Lawmakers made some progress on affordable housing, expanding a low-income housing tax credit and allowing prospective home buyers to use tax-free savings accounts. But observers don’t expect those bills to make much of a dent in a growing crisis.

More significant, lawmakers did not bypass a contentious stakeholder process to introduce legislation to curb construction defects lawsuits and encourage building.

But it was the hospital provider fee that overshadowed much of this year’s work.

Outgoing Senate President Bill Cadman, R-Colorado Springs, drew a line in the sand before the session began, unveiling an oversized legal memo on an easel that stated: Switching to an enterprise fund, or government-owned business, would be illegal.

Less than a month later, Cadman stood in a Capitol foyer with Americans for Prosperity – which strongly opposed the fee restructuring – and declared: “I don’t think I would be the president of the Senate if it wasn’t for ... you.”

Democrats didn’t introduce the hospital provider fee legislation until March 28, but by then, the tone was set.

One day before the session ended, Senate Republicans killed the effort, despite a late-February opinion from Republican Attorney General Cynthia Coffman that the move would be legal.

The sticking point was Medicaid.
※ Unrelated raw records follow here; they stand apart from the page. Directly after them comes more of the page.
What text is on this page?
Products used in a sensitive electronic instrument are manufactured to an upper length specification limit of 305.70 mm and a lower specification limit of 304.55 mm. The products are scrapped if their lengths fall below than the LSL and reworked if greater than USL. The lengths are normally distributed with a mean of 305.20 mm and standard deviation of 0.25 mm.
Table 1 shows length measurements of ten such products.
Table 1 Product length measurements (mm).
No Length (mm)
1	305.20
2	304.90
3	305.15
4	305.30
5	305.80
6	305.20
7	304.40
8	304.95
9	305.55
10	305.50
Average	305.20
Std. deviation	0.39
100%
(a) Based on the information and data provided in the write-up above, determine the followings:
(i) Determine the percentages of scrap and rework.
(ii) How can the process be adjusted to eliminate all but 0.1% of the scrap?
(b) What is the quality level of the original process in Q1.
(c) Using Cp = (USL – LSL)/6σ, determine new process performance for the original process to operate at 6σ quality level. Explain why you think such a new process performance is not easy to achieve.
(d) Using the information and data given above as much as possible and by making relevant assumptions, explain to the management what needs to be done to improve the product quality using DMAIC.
Republicans didn’t want to free money for government to spend without curbing entitlement spending.

“They ‘promise’ this money won’t go into health care entitlements ‘notwithstanding’ surprises,” Cadman said. “It’s like a solid promise, sort of, maybe.”
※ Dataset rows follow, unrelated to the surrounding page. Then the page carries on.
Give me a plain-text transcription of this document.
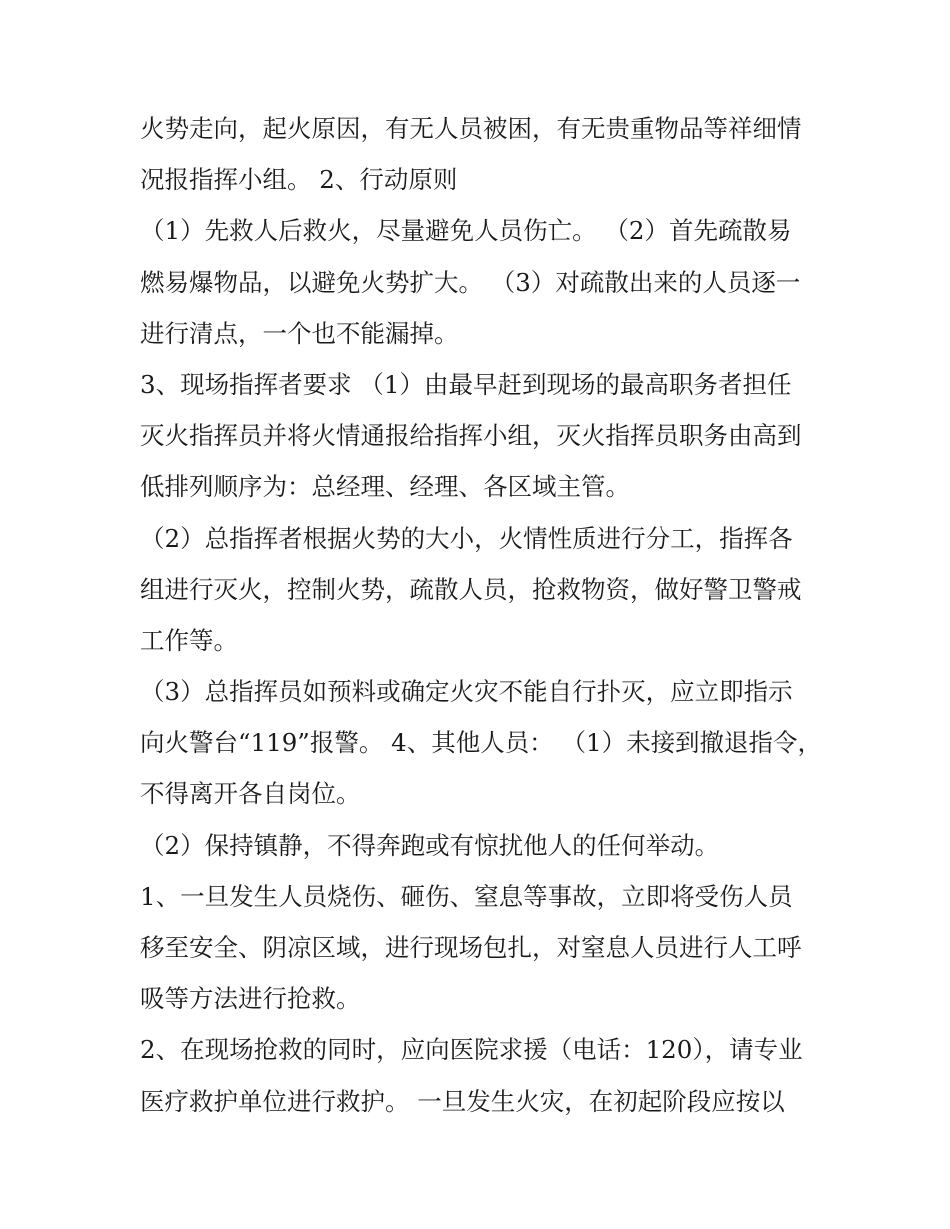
火势走向，起火原因，有无人员被困，有无贵重物品等祥细情

况报指挥小组。 2、行动原则

（1）先救人后救火，尽量避免人员伤亡。 （2）首先疏散易

燃易爆物品，以避免火势扩大。 （3）对疏散出来的人员逐一

进行清点，一个也不能漏掉。

3、现场指挥者要求 （1）由最早赶到现场的最高职务者担任

灭火指挥员并将火情通报给指挥小组，灭火指挥员职务由高到

低排列顺序为：总经理、经理、各区域主管。

（2）总指挥者根据火势的大小，火情性质进行分工，指挥各

组进行灭火，控制火势，疏散人员，抢救物资，做好警卫警戒

工作等。

（3）总指挥员如预料或确定火灾不能自行扑灭，应立即指示

向火警台“119”报警。 4、其他人员： （1）未接到撤退指令，

不得离开各自岗位。

（2）保持镇静，不得奔跑或有惊扰他人的任何举动。

1、一旦发生人员烧伤、砸伤、窒息等事故，立即将受伤人员

移至安全、阴凉区域，进行现场包扎，对窒息人员进行人工呼

吸等方法进行抢救。

2、在现场抢救的同时，应向医院求援（电话：120），请专业

医疗救护单位进行救护。 一旦发生火灾，在初起阶段应按以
The plan would have exempted the fee from the Taxpayer’s Bill of Rights, taking the revenue out of the TABOR calculation and lowering taxpayer refunds set aside in the general fund, thereby freeing money for spending.

The fee is forecast to generate $730 million in revenue for the upcoming fiscal year. The additional money would have gone to schools, roads, local severance tax funds, capital construction and discretionary spending.
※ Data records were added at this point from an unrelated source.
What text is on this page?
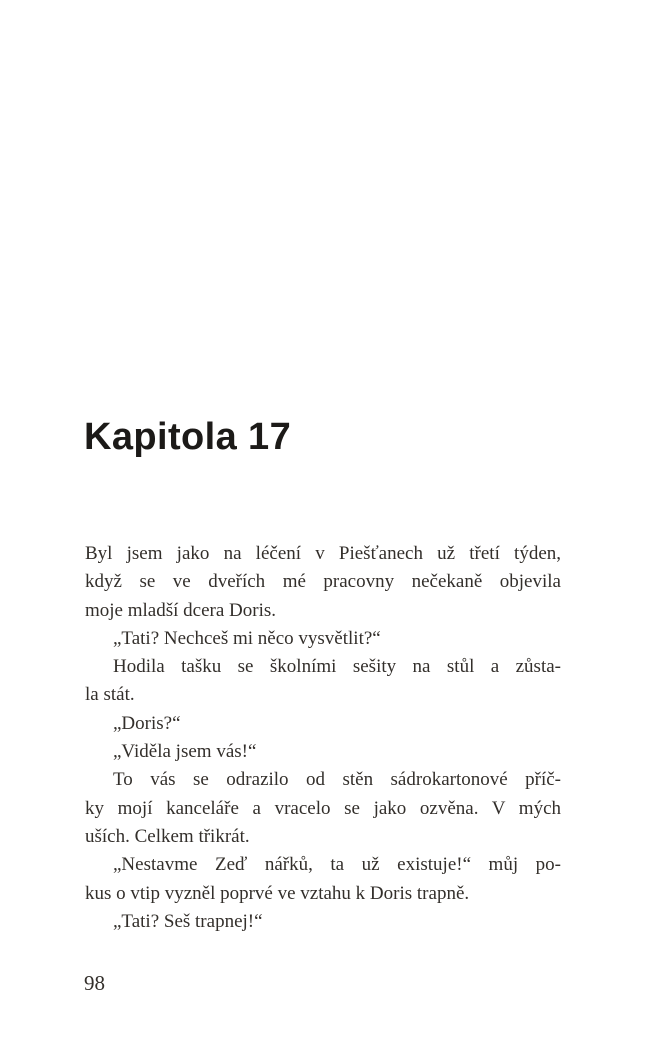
Kapitola 17
Byl jsem jako na léčení v Piešťanech už třetí týden,
když se ve dveřích mé pracovny nečekaně objevila
moje mladší dcera Doris.
„Tati? Nechceš mi něco vysvětlit?“
Hodila tašku se školními sešity na stůl a zůsta-
la stát.
„Doris?“
„Viděla jsem vás!“
To vás se odrazilo od stěn sádrokartonové příč-
ky mojí kanceláře a vracelo se jako ozvěna. V mých
uších. Celkem třikrát.
„Nestavme Zeď nářků, ta už existuje!“ můj po-
kus o vtip vyzněl poprvé ve vztahu k Doris trapně.
„Tati? Seš trapnej!“
98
“What is most disappointing to me is the influence of Americans for Prosperity,” said House Majority Leader Crisanta Duran, D-Denver. “I think we should start calling Americans for Prosperity what they are, which is Americans for Potholes.”

Michael Fields, state director for AFP, responded: “Why are these liberal legislators so afraid to ask the people for more money?” saying the issue should have gone to the ballot. “It’s because they know that most Coloradans believe that $27 billion is more than enough to fix potholes and educate our kids.”

The hospital provider fee idea was proposed last year by Hickenlooper, a Democrat. The governor said he has not ruled out calling a special session.

“We knew from the beginning that he (Cadman) felt this was a difficult hill for him to climb,” Hickenlooper said. “Depending on whether we have a special session, he might still get a chance.”

When it came to transportation funding, similar gridlock plagued the process.

Republicans – in the last days of the session – backed asking voters to approve $3.5 billion in bonds to pay for road construction. Democrats killed the effort.

Republicans alleged that Democrats killed it because the hospital provider fee was rejected.

“I’m beginning to think ... that there’s one side that fully doesn’t believe that the issue is as bad as what it is,” said outgoing House Minority Leader Brian DelGrosso, R-Loveland.

What’s particularly puzzling is the failure to move Colorado from a caucus to a presidential primary.

Both sides wanted it and the time seemed right, given the March 1 caucus, which was mired by complaints over long lines and confusion.

“How did that happen?” asked Hickenlooper. “That seemed like something that was going to be a fairly easy bipartisan win.”